Theodore Rex, the weirdest of weird '90s movies, is a $33 million direct-to-video buddy cop movie starring Whoopi Goldberg and a wisecracking dinosaur.
(Take as much time as you need to wrap your brain around that sentence. We understand.)
Theodore Rex wasn't an attempt to tie into the dino-fever that swept the nation’s youth in the early '90s; it was a genuine attempt at making a gritty sci-fi film about a detective and her dinosaur partner. That’s right. Legendary EGOT-winner Whoopi Goldberg and a Talking Man-Sized Dinosaur teamed up for a cop film and they demanded to be taken seriously. (The 90s were a very strange time.)

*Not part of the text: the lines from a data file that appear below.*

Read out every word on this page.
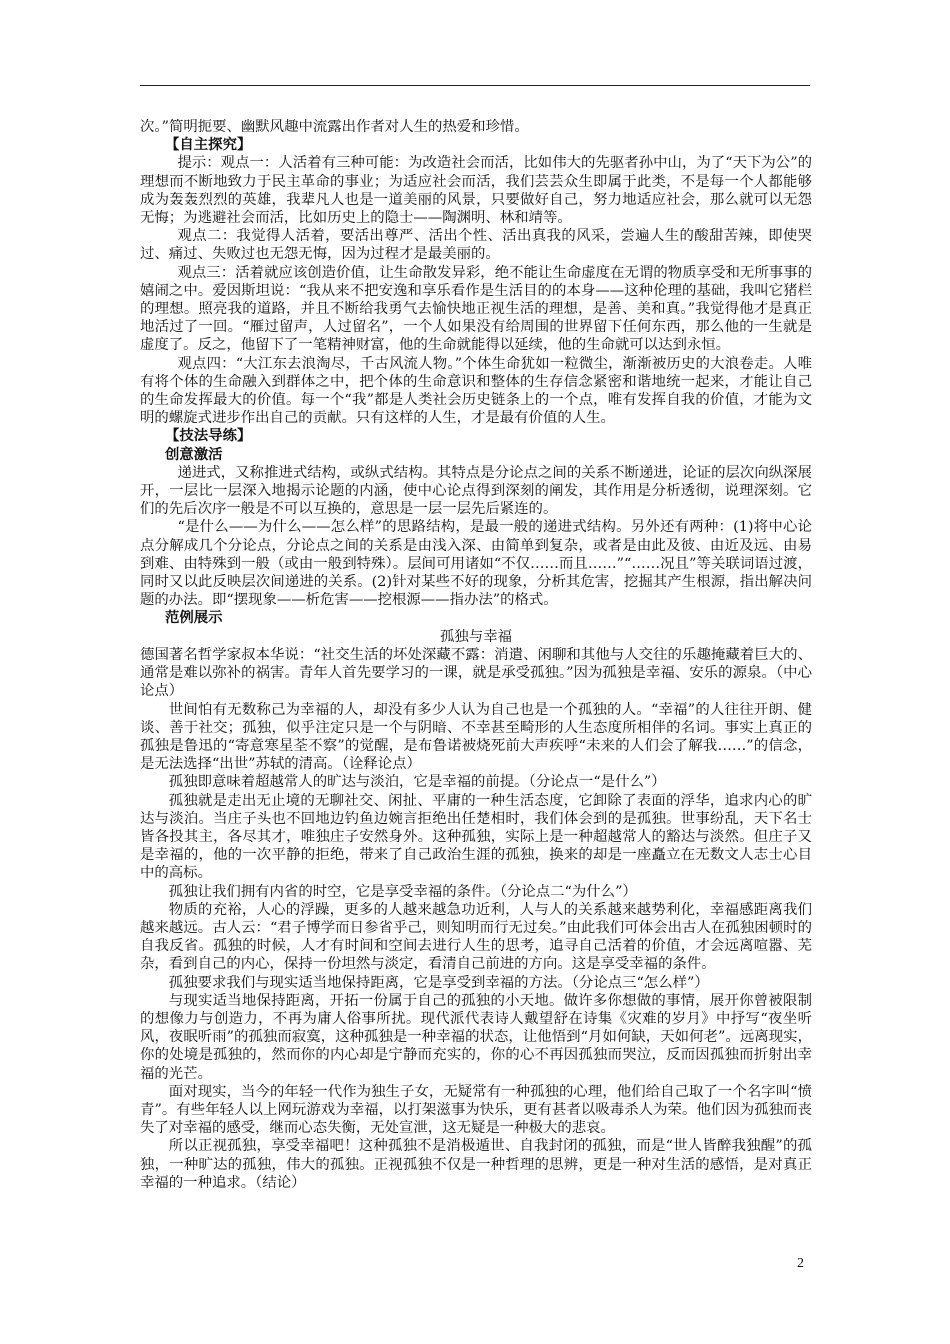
次。”简明扼要、幽默风趣中流露出作者对人生的热爱和珍惜。

【自主探究】

提示：观点一：人活着有三种可能：为改造社会而活，比如伟大的先驱者孙中山，为了“天下为公”的理想而不断地致力于民主革命的事业；为适应社会而活，我们芸芸众生即属于此类，不是每一个人都能够成为轰轰烈烈的英雄，我辈凡人也是一道美丽的风景，只要做好自己，努力地适应社会，那么就可以无怨无悔；为逃避社会而活，比如历史上的隐士——陶渊明、林和靖等。

观点二：我觉得人活着，要活出尊严、活出个性、活出真我的风采，尝遍人生的酸甜苦辣，即使哭过、痛过、失败过也无怨无悔，因为过程才是最美丽的。

观点三：活着就应该创造价值，让生命散发异彩，绝不能让生命虚度在无谓的物质享受和无所事事的嬉闹之中。爱因斯坦说：“我从来不把安逸和享乐看作是生活目的的本身——这种伦理的基础，我叫它猪栏的理想。照亮我的道路，并且不断给我勇气去愉快地正视生活的理想，是善、美和真。”我觉得他才是真正地活过了一回。“雁过留声，人过留名”，一个人如果没有给周围的世界留下任何东西，那么他的一生就是虚度了。反之，他留下了一笔精神财富，他的生命就能得以延续，他的生命就可以达到永恒。

观点四：“大江东去浪淘尽，千古风流人物。”个体生命犹如一粒微尘，渐渐被历史的大浪卷走。人唯有将个体的生命融入到群体之中，把个体的生命意识和整体的生存信念紧密和谐地统一起来，才能让自己的生命发挥最大的价值。每一个“我”都是人类社会历史链条上的一个点，唯有发挥自我的价值，才能为文明的螺旋式进步作出自己的贡献。只有这样的人生，才是最有价值的人生。

【技法导练】

创意激活

递进式，又称推进式结构，或纵式结构。其特点是分论点之间的关系不断递进，论证的层次向纵深展开，一层比一层深入地揭示论题的内涵，使中心论点得到深刻的阐发，其作用是分析透彻，说理深刻。它们的先后次序一般是不可以互换的，意思是一层一层先后紧连的。

“是什么——为什么——怎么样”的思路结构，是最一般的递进式结构。另外还有两种：(1)将中心论点分解成几个分论点，分论点之间的关系是由浅入深、由简单到复杂，或者是由此及彼、由近及远、由易到难、由特殊到一般（或由一般到特殊）。层间可用诸如“不仅……而且……”“……况且”等关联词语过渡，同时又以此反映层次间递进的关系。(2)针对某些不好的现象，分析其危害，挖掘其产生根源，指出解决问题的办法。即“摆现象——析危害——挖根源——指办法”的格式。

范例展示

孤独与幸福

德国著名哲学家叔本华说：“社交生活的坏处深藏不露：消遣、闲聊和其他与人交往的乐趣掩藏着巨大的、通常是难以弥补的祸害。青年人首先要学习的一课，就是承受孤独。”因为孤独是幸福、安乐的源泉。（中心论点）

世间怕有无数称己为幸福的人，却没有多少人认为自己也是一个孤独的人。“幸福”的人往往开朗、健谈、善于社交；孤独，似乎注定只是一个与阴暗、不幸甚至畸形的人生态度所相伴的名词。事实上真正的孤独是鲁迅的“寄意寒星荃不察”的觉醒，是布鲁诺被烧死前大声疾呼“未来的人们会了解我……”的信念，是无法选择“出世”苏轼的清高。（诠释论点）

孤独即意味着超越常人的旷达与淡泊，它是幸福的前提。（分论点一“是什么”）

孤独就是走出无止境的无聊社交、闲扯、平庸的一种生活态度，它卸除了表面的浮华，追求内心的旷达与淡泊。当庄子头也不回地边钓鱼边婉言拒绝出任楚相时，我们体会到的是孤独。世事纷乱，天下名士皆各投其主，各尽其才，唯独庄子安然身外。这种孤独，实际上是一种超越常人的豁达与淡然。但庄子又是幸福的，他的一次平静的拒绝，带来了自己政治生涯的孤独，换来的却是一座矗立在无数文人志士心目中的高标。

孤独让我们拥有内省的时空，它是享受幸福的条件。（分论点二“为什么”）

物质的充裕，人心的浮躁，更多的人越来越急功近利，人与人的关系越来越势利化，幸福感距离我们越来越远。古人云：“君子博学而日参省乎己，则知明而行无过矣。”由此我们可体会出古人在孤独困顿时的自我反省。孤独的时候，人才有时间和空间去进行人生的思考，追寻自己活着的价值，才会远离喧嚣、芜杂，看到自己的内心，保持一份坦然与淡定，看清自己前进的方向。这是享受幸福的条件。

孤独要求我们与现实适当地保持距离，它是享受到幸福的方法。（分论点三“怎么样”）

与现实适当地保持距离，开拓一份属于自己的孤独的小天地。做许多你想做的事情，展开你曾被限制的想像力与创造力，不再为庸人俗事所扰。现代派代表诗人戴望舒在诗集《灾难的岁月》中抒写“夜坐听风，夜眠听雨”的孤独而寂寞，这种孤独是一种幸福的状态，让他悟到“月如何缺，天如何老”。远离现实，你的处境是孤独的，然而你的内心却是宁静而充实的，你的心不再因孤独而哭泣，反而因孤独而折射出幸福的光芒。

面对现实，当今的年轻一代作为独生子女，无疑常有一种孤独的心理，他们给自己取了一个名字叫“愤青”。有些年轻人以上网玩游戏为幸福，以打架滋事为快乐，更有甚者以吸毒杀人为荣。他们因为孤独而丧失了对幸福的感受，继而心态失衡，无处宣泄，这无疑是一种极大的悲哀。

所以正视孤独，享受幸福吧！这种孤独不是消极遁世、自我封闭的孤独，而是“世人皆醉我独醒”的孤独，一种旷达的孤独，伟大的孤独。正视孤独不仅是一种哲理的思辨，更是一种对生活的感悟，是对真正幸福的一种追求。（结论）

2
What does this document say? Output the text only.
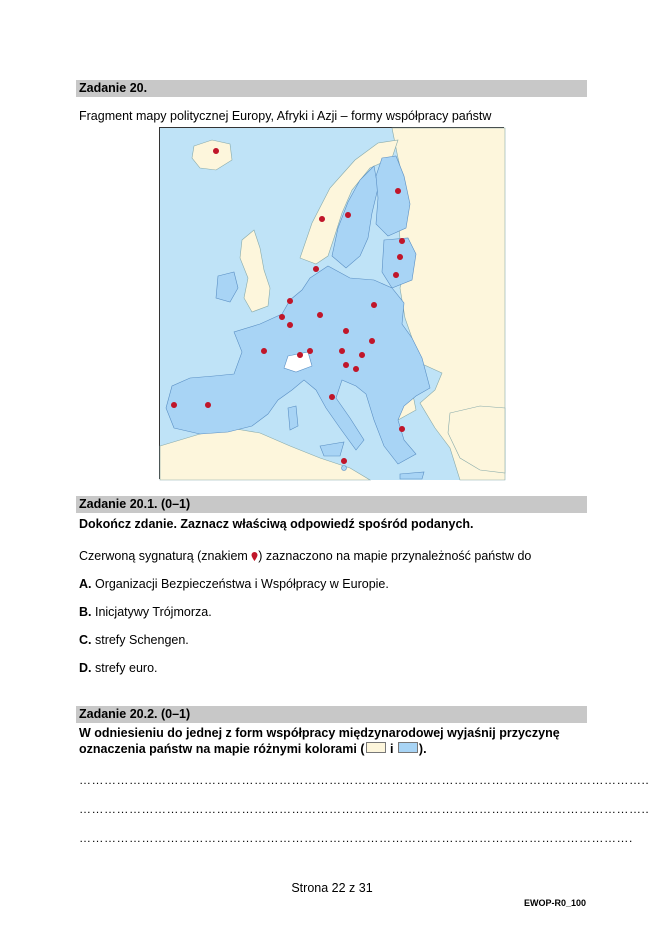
Zadanie 20.
Fragment mapy politycznej Europy, Afryki i Azji – formy współpracy państw
Zadanie 20.1. (0–1)
Dokończ zdanie. Zaznacz właściwą odpowiedź spośród podanych.
Czerwoną sygnaturą (znakiem ) zaznaczono na mapie przynależność państw do
A. Organizacji Bezpieczeństwa i Współpracy w Europie.
B. Inicjatywy Trójmorza.
C. strefy Schengen.
D. strefy euro.
Zadanie 20.2. (0–1)
W odniesieniu do jednej z form współpracy międzynarodowej wyjaśnij przyczynę
oznaczenia państw na mapie różnymi kolorami ( i ).
………………………………………………………………………………………………………………………..
………………………………………………………………………………………………………………………..
…………………………………………………………………………………………………………………….
Strona 22 z 31
EWOP-R0_100
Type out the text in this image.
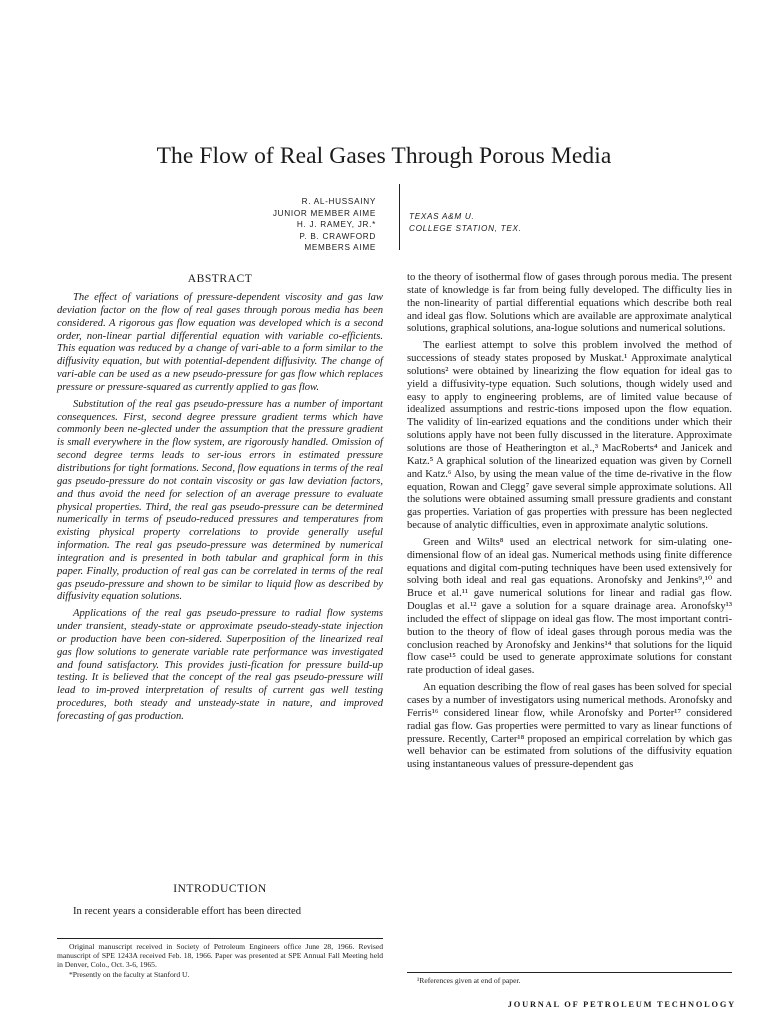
The Flow of Real Gases Through Porous Media
R. AL-HUSSAINY
JUNIOR MEMBER AIME
H. J. RAMEY, JR.*
P. B. CRAWFORD
MEMBERS AIME
TEXAS A&M U.
COLLEGE STATION, TEX.
ABSTRACT

The effect of variations of pressure-dependent viscosity and gas law deviation factor on the flow of real gases through porous media has been considered. A rigorous gas flow equation was developed which is a second order, non-linear partial differential equation with variable co-efficients. This equation was reduced by a change of vari-able to a form similar to the diffusivity equation, but with potential-dependent diffusivity. The change of vari-able can be used as a new pseudo-pressure for gas flow which replaces pressure or pressure-squared as currently applied to gas flow.

Substitution of the real gas pseudo-pressure has a number of important consequences. First, second degree pressure gradient terms which have commonly been ne-glected under the assumption that the pressure gradient is small everywhere in the flow system, are rigorously handled. Omission of second degree terms leads to ser-ious errors in estimated pressure distributions for tight formations. Second, flow equations in terms of the real gas pseudo-pressure do not contain viscosity or gas law deviation factors, and thus avoid the need for selection of an average pressure to evaluate physical properties. Third, the real gas pseudo-pressure can be determined numerically in terms of pseudo-reduced pressures and temperatures from existing physical property correlations to provide generally useful information. The real gas pseudo-pressure was determined by numerical integration and is presented in both tabular and graphical form in this paper. Finally, production of real gas can be correlated in terms of the real gas pseudo-pressure and shown to be similar to liquid flow as described by diffusivity equation solutions.

Applications of the real gas pseudo-pressure to radial flow systems under transient, steady-state or approximate pseudo-steady-state injection or production have been con-sidered. Superposition of the linearized real gas flow solutions to generate variable rate performance was investigated and found satisfactory. This provides justi-fication for pressure build-up testing. It is believed that the concept of the real gas pseudo-pressure will lead to im-proved interpretation of results of current gas well testing procedures, both steady and unsteady-state in nature, and improved forecasting of gas production.

INTRODUCTION

In recent years a considerable effort has been directed

Original manuscript received in Society of Petroleum Engineers office June 28, 1966. Revised manuscript of SPE 1243A received Feb. 18, 1966. Paper was presented at SPE Annual Fall Meeting held in Denver, Colo., Oct. 3-6, 1965.

*Presently on the faculty at Stanford U.

to the theory of isothermal flow of gases through porous media. The present state of knowledge is far from being fully developed. The difficulty lies in the non-linearity of partial differential equations which describe both real and ideal gas flow. Solutions which are available are approximate analytical solutions, graphical solutions, ana-logue solutions and numerical solutions.

The earliest attempt to solve this problem involved the method of successions of steady states proposed by Muskat.¹ Approximate analytical solutions² were obtained by linearizing the flow equation for ideal gas to yield a diffusivity-type equation. Such solutions, though widely used and easy to apply to engineering problems, are of limited value because of idealized assumptions and restric-tions imposed upon the flow equation. The validity of lin-earized equations and the conditions under which their solutions apply have not been fully discussed in the literature. Approximate solutions are those of Heatherington et al.,³ MacRoberts⁴ and Janicek and Katz.⁵ A graphical solution of the linearized equation was given by Cornell and Katz.⁶ Also, by using the mean value of the time de-rivative in the flow equation, Rowan and Clegg⁷ gave several simple approximate solutions. All the solutions were obtained assuming small pressure gradients and constant gas properties. Variation of gas properties with pressure has been neglected because of analytic difficulties, even in approximate analytic solutions.

Green and Wilts⁸ used an electrical network for sim-ulating one-dimensional flow of an ideal gas. Numerical methods using finite difference equations and digital com-puting techniques have been used extensively for solving both ideal and real gas equations. Aronofsky and Jenkins⁹,¹⁰ and Bruce et al.¹¹ gave numerical solutions for linear and radial gas flow. Douglas et al.¹² gave a solution for a square drainage area. Aronofsky¹³ included the effect of slippage on ideal gas flow. The most important contri-bution to the theory of flow of ideal gases through porous media was the conclusion reached by Aronofsky and Jenkins¹⁴ that solutions for the liquid flow case¹⁵ could be used to generate approximate solutions for constant rate production of ideal gases.

An equation describing the flow of real gases has been solved for special cases by a number of investigators using numerical methods. Aronofsky and Ferris¹⁶ considered linear flow, while Aronofsky and Porter¹⁷ considered radial gas flow. Gas properties were permitted to vary as linear functions of pressure. Recently, Carter¹⁸ proposed an empirical correlation by which gas well behavior can be estimated from solutions of the diffusivity equation using instantaneous values of pressure-dependent gas

¹References given at end of paper.

JOURNAL OF PETROLEUM TECHNOLOGY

Even though the film is a complete nightmare, things behind the scenes of Theodore Rex were much worse. As weird as it sounds, we can’t stress this enough: nobody had fun on this Whoopi Goldberg/Dinosaur joint.
All Dinosaurs Share A Psychic Connection
This detail is something that comes up twice and it's never discussed again. The film begins in a dream that informs Theodore that one of his dino-brethren has been murdered. He then goes on a Dale Cooper-esque hunt through the city to find the person that committed the "dinocide."
After initially mentioning the psychic connection to Goldberg's character early in the film, it's not mentioned again until Molly Rex (voiced by Carol Kane!!!) also brings up the dream of the dino-death. But then that's the end of discussing the psychic connection between the dinos. There are moments in the film when the characters could actually use their powers to communicate with each other, but instead the film simply devolves into screeching and third act horseplay.
Theodore Rex Looks Like It Was Filmed On The Set Of Batman Returns
Despite taking place in an unnamed metropolis Theordore Rex feels incredibly claustrophobic. According to the film's production designer, Walter Martishius, he wanted to drape the city in"purples and blues and yellows" to "dull the sci-fi edge." Unfortunately, the softening of the film's sci-fi edge makes the movie feel like it was filmed on unused sets from Batman & Robin and the Super Mario Bros. movie. In an alternate reality, the crew snuck onto the unused sets in the middle of the night to save money. Unfortunately they actually spent money on this faux-Blade Runner nightmare.
Additionally, because Teddy Rex had a non-detachable, five-foot-long tail, every single set needed to be designed with that tripping hazard in mind. Every interior needed to be big enough to accommodate the tail and whenever a scene called for Teddy to sit in a chair, Walter would have to build a new chair with a hole for the tail. It's easy to see how production can spend $33 million when every chair is a custom build.
This Movie Is A Tonal Mess
It never feels good to tear down a piece of art, but it's hard to imagine that there's anything good buried inside this melange of family friendly science fiction tropes. First of all, the film doesn't just look bad - it's as if you asked 20 different people to describe the meaning of "dystopia" and made that into a stylistic choice. On top of the film looking dreadful, the acting choices are all over the place. It's never clear how anyone is supposed to feel or if they're even in the same movie. Theodore is an overly sincere character that was described by a producer as "idiot-like" while Goldberg's Coltrane waffles between being dismissive and malicious.
The film may have begun as a gritty science fiction film about cloning, but the addition of a talking dinosaur, a series of extended fart jokes, and a clothing montage managed to turn the film into a kaleidoscope of unnecessary details.
No One Has Fond Memories of this MoviePhoto: user uploaded image
Unsurprisingly, no one looks back on this movie with anything resembling affection. We already know that producer/financier Stefano Ferrari thinks it's "ac actual piece of sh*t" and Whoopi never seems to bring it up in interviews, but let's check in with the rest of the team!
Richard (Producer): "You know, I meant to take my name off this picture, but by the time I got around to it it was too late.... the movie is in my view unwatchable."
Jonathan (Writer/Director): "I don't remember much. I have no short-term memory for sad things."
Walter (Production Design): "I didn't think anyone knew this movie existed."
Bruce (Puppeteer): "What a strange, strange movie. It was the germination of a crazy idea that should have just been left as a crazy idea."